At that point I had some more concrete direction for the first time, but there was still plenty to learn. About 10 years after that, I left to go after my first life “dream”. And, well, look back to my “California Dreamin” entry to see the unfortunate result of that.
So…..where has that left things since on the dream front for about the last dozen years? In a very strange place. And one that’s hard to explain. While most people (even as adults) still yearn for nice things, power, a loving spouse, children, and so on…….those are the last thing on my mind.
What is there for someone in my situation to fondly wish for?
A total lack of responsibility. Combined with a complete escape from living much life. Sitting alone in a modest hotel room day after day. No work and few (if any) people to stay in touch with.
Only leaving during the day when it’s necessary to get food or run an urgent errand. Only leaving during the night to take a walk when it’s warm outside and there are no sounds but the cars passing by and the ticking of stoplights changing. A life that mostly shuts down your senses.
Because living in a mirage of escape is much easier than living in the real world.
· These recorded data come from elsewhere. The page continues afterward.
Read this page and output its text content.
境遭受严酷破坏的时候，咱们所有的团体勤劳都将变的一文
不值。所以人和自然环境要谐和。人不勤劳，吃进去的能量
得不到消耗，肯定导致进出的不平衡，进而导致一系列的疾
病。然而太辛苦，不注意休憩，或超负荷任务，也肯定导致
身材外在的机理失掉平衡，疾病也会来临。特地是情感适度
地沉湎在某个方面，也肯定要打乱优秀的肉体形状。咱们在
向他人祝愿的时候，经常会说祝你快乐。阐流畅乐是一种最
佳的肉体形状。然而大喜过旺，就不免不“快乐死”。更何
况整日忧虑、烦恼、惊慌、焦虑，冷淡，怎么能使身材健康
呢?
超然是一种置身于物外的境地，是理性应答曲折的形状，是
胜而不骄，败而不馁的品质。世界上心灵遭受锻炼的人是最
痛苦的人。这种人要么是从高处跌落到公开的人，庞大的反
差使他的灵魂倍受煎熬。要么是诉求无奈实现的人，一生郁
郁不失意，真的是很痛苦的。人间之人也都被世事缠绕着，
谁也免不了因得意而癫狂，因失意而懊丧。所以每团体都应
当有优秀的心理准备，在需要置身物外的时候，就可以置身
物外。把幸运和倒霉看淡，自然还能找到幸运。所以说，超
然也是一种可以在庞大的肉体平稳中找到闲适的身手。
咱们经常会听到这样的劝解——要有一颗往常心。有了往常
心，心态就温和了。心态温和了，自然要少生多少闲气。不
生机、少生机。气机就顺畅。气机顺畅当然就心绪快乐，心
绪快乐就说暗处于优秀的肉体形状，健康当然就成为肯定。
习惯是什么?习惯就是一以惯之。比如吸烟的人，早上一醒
Earlier today, things were alright for awhile (er, yesterday, considering it’s 4:15 AM now). Logged some extra info for my probable upcoming endeavors. Decided to talk to the manager here tomorrow about whether or not we’re all going to break protocol and just have me keep my apartment for an extra month or two while the world is stopped. Got some good dinner.
Then, the news came out about the US staying shut down until at least the end of April. Talked to my mom and learned some new info from a good friend. Didn’t take long for things to change.
For the first time since I can remember, I actually felt lost. Figuratively. Even with all of my issues, I usually feel calm and informed about future possibilities (regardless of how good or bad they might be). But this time, the uncertainty of not just my, but especially everyone’s, future has taken my mind on an uncomfortable path. Because despite all my demons and current life difficulties, I always feel like I have a rational baseline for myself and the world around me. So this is not something I’m used to.
As some of you know, there are so many parts of life that I literally have lost. Those constant reminders keep me down enough, so I really don’t need the figurative version to join in too.
So much negativity. And I detest sounding this way, because I don’t like spreading that mood to other people or coming off so whiny about it.
But at this moment, I am feeling less hope than I ever have. About myself and the rest of society. For both current and future times. And I imagine that some will think cliches like “as everything seems bleakest, that’s when it’ll turn around when you least expect it”. The thing is though, I just have a sense of irreversible doom upcoming instead. Not anything earth-shattering all at once, but still a fairly steep decline.